I have been exploring BJT transistors and implemented a common base amplifier. I connected a signal generator to the voltage source labelled V2 in the below schematic. The oscilloscope image shows the input above the amplified waveform. It appears that it is in fact working, 10.8/.288 amplification. I wish to possibly use it to amplify a dynamic mic. I plan to reduce the amplification and/or control it by a potentiometer. Anyways….. my question is this

Why is the amplified signal "squareish" and not a decent replication of the input signal. It looks more like an amplified square wave. I created the circuit in LTSpice and simulated it. The simulation is shown below. I am reading materian on bjt transisters and especially common base amps,how is this fixable? Which resistor values should i look to change Rc, Re, or Both. Should the current level be changed through the emitter. With no signal generator, it is 205 micro amps on the real circuit. Do I need to adjust the voltage biase on the base. Thanks for nay advice.

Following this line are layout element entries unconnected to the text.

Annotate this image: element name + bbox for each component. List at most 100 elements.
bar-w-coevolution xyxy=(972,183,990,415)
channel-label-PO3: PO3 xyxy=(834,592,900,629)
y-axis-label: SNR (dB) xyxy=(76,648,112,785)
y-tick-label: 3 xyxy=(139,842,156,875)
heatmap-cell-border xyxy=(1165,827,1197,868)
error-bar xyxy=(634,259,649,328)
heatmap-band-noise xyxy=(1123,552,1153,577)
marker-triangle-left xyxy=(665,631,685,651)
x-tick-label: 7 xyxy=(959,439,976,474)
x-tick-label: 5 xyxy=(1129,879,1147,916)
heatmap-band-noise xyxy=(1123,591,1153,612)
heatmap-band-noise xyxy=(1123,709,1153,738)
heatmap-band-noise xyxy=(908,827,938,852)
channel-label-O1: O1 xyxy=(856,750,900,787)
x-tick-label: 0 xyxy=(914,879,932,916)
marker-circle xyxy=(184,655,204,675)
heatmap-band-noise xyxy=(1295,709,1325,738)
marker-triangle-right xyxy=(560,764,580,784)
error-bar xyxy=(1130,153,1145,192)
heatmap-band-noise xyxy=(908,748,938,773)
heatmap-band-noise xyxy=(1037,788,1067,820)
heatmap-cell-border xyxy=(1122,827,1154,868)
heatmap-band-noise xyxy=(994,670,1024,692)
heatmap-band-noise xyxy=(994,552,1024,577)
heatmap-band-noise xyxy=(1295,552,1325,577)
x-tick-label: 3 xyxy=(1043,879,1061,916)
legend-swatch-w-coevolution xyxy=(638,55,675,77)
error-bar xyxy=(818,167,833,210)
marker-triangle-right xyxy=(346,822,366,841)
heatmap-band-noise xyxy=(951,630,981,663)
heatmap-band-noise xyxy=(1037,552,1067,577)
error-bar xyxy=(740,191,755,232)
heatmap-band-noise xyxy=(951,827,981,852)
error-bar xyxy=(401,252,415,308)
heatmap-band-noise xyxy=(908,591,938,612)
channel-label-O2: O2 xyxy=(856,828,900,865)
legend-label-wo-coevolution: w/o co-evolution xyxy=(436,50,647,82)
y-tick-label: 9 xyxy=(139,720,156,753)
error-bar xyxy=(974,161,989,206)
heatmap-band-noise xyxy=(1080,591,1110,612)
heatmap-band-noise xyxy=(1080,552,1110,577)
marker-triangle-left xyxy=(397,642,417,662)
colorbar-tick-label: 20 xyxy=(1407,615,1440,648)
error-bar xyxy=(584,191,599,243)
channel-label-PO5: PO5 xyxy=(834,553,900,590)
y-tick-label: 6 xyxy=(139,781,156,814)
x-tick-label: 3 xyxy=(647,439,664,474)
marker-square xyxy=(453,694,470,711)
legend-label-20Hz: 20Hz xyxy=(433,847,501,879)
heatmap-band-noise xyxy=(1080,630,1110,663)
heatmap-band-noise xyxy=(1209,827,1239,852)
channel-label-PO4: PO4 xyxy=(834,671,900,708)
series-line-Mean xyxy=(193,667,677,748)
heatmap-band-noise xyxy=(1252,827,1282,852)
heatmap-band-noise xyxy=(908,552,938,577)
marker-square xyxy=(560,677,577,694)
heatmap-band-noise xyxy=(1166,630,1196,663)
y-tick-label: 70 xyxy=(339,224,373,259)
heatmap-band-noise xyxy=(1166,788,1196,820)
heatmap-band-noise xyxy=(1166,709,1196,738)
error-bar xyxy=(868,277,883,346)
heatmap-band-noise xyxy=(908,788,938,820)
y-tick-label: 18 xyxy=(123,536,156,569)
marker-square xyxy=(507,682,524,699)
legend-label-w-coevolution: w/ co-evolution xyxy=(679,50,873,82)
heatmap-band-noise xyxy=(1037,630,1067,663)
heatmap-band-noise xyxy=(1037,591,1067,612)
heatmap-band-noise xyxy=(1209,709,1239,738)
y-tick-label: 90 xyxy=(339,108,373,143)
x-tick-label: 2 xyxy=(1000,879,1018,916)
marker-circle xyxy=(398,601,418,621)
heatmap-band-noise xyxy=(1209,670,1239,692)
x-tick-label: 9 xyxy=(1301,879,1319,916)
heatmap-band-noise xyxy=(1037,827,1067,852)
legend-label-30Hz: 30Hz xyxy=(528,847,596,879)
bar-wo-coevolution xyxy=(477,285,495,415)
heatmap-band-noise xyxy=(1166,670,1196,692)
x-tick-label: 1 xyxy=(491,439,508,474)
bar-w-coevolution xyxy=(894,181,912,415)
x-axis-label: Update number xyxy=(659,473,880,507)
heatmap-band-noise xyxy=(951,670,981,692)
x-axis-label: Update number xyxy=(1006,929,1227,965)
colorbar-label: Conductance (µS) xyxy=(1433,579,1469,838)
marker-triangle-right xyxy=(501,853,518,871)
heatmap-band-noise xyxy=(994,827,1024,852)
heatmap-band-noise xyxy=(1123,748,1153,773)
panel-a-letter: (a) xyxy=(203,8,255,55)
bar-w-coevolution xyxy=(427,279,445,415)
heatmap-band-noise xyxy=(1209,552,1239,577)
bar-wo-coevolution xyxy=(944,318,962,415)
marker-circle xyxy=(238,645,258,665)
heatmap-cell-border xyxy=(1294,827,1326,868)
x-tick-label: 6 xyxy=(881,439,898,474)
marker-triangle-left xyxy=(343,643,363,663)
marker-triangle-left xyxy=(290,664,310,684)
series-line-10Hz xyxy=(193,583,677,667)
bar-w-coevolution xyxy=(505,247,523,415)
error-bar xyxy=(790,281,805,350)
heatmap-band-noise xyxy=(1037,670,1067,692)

enter image description here

enter image description here
enter image description here
enter image description here

Best Answer

The current through the base-emitter junction of a transistor is governed by the diode equation: \$i_e = I_S \left(e^\frac{v_{be}}{n\ V_T} - 1\right)\$. At room temperature, \$V_T \simeq 26\mathrm{mV}\$. So unless your peak-peak input voltage is significantly smaller than \$26\mathrm{mV}\$, you'll get distortion.

On the bright side, you have lots of excess gain in that circuit. The quickest way to get more linearity is to put a resistor in series with the emitter, between the emitter and the intersection of R4 and C2. I think I'd start with a value somewhere between \$200\Omega\$ and \$1000\Omega\$ and see how things look.

And -- don't think for a second that your resistor values are realistic. 1% resistors are standard these days, yet still a bit absurd for a transistor stage like that because any real transistor that you plug in there will add far more variation than a 5% resistor will.